I, on the other hand, just like to look at these as a chance to take stock of how many people I have personally killed in the video game world. It's literally in the millions. Now a large part of that figure was through a nuclear war game called Defcon, which racked up the kill count like the score on a pinball machine (New York 11.2 million dead. Take THAT America!), so that's cheating really, and in all honesty, fairly abstract. The more telling figure is the blood on my hands through more personal means- bullet wounds, grenade blasts and the odd decapitation. It's still in the tens of thousands, distressingly. To you, I mean, not to me. I'd like to round it off to a nice even 100, 000 and then retire, a nice golden AK47 hanging on the wall as a reminder of all those I've mercilessly slaughtered. Also in case they come back as zombies, which is a real and vital occupational hazard these days.

But get this- I'm as normal as an person has the right to call themselves these days. I don't see opportunities for killing sprees when I'm out in the street. In fact, the only real way video games have effected me like that is when I was playing Tony Hawk's Pro Skateboarding too much and could see nothing but amazing grind spots everywhere. Video game violence is cathartic. It helps me relieve my stresses at the end of the day, not make me want to go out and add to them. In fact, I'd say that video games have stopped as many killing sprees as they've started (0). Not that you'd see that as a headline though.

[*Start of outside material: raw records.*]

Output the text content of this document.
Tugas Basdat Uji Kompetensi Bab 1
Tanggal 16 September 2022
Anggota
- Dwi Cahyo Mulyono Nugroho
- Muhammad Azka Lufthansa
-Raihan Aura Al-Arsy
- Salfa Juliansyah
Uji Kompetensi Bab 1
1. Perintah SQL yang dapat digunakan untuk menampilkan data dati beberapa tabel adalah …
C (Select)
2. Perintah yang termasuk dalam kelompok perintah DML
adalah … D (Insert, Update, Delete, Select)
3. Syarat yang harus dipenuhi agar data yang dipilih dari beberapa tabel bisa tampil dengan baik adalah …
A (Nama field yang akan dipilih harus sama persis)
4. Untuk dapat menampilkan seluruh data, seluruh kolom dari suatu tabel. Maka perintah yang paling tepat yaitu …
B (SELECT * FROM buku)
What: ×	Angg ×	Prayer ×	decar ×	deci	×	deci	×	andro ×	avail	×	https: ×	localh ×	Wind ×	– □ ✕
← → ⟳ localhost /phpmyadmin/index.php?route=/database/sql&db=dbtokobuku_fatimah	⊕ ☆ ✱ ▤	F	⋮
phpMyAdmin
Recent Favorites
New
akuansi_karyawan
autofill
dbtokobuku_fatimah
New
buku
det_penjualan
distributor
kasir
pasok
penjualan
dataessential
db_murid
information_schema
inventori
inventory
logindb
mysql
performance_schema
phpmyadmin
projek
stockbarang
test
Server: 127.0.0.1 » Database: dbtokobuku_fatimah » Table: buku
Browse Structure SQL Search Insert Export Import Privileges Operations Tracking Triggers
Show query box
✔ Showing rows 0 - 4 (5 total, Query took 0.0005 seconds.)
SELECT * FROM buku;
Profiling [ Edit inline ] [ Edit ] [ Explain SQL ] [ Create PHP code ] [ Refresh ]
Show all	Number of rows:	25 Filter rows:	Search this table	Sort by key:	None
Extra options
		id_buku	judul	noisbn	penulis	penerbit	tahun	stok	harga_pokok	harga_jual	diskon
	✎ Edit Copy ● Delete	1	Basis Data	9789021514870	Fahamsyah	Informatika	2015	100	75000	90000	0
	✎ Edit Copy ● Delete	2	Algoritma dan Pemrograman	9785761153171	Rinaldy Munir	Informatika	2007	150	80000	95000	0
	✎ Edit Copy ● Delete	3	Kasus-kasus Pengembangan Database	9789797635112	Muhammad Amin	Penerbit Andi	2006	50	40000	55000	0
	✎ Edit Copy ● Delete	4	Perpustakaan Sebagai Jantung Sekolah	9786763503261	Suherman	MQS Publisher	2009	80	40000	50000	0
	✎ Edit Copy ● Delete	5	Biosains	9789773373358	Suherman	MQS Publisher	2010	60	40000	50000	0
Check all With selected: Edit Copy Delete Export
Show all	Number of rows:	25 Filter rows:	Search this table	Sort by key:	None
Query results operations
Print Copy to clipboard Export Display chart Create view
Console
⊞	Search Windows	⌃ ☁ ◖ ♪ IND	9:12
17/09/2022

Argh, I feel like I'm banging a drum that's been beaten many times before, when all I wanted to talk about is how much I like shooting people. I like it a lot. I'm in no hurry to stop. Worlds need to be saved and princesses have to be rescued and I'll always need to dump my stresses somewhere. So I'll continue to get my hands bloody and not give it a second thought. Care to join me?

Tuesday, 13 September 2011

The Last Piece of the Puzzle

I'd always been sliding towards being a big fan of boardgames. It was the final, inevitable step of my ascension to full geek, with honours. My whirlwind (boardgame) romance started around 6 months ago and the range and ingenuity of the games that are out there have blown my socks off. In fact, when recently asked by my girlfriend if I had now become a boardgame collector, my sighed 'Yes' spoke volumes. I love 'em.

I was going to start by saying that I've always been drawn to hobbies that sit on the margins a little more than others. But that's not the case. I've always been curious about the hobbies of people whose company I enjoy. If I like them and they like this, I want to know the reason why. It was like this for the boardgames to, in a round about way. I'd become aware of some stores that catered for boardgame fans in Taipei and through this ended up joining a group of foreigners and ne'er-do-well's. It's through them that I've really seen all that there is out there.

I had always loved the few boardgames I had played. Socially, they always felt like one of the most enjoyable things you can do. Combine the right game with a few drinks and you're in for an excellent evening. Since then, like any good medium, I've discovered just how incredibly casual and shockingly hardcore games can get. Some of the rule books could be released as books themselves to be honest. Which is great, if you ask me. I think the very best stuff is always worth putting in a bit of effort for. However, even some of the more casual games can be a stack of fun. I already have a list of games as long as my arm that I want to at least try.

Anyway, in the past few months, I've played as a waitress in a Lovecraftian horror, a giant monster rampaging through Tokyo, a grizzled renegade gunslinger and a general slowly pushing his fleet across the galaxy. Boy, does that sound nerdy when I read it back. But it was all an amazing amount of fun. Basically, play more boardgames you guys. They are great.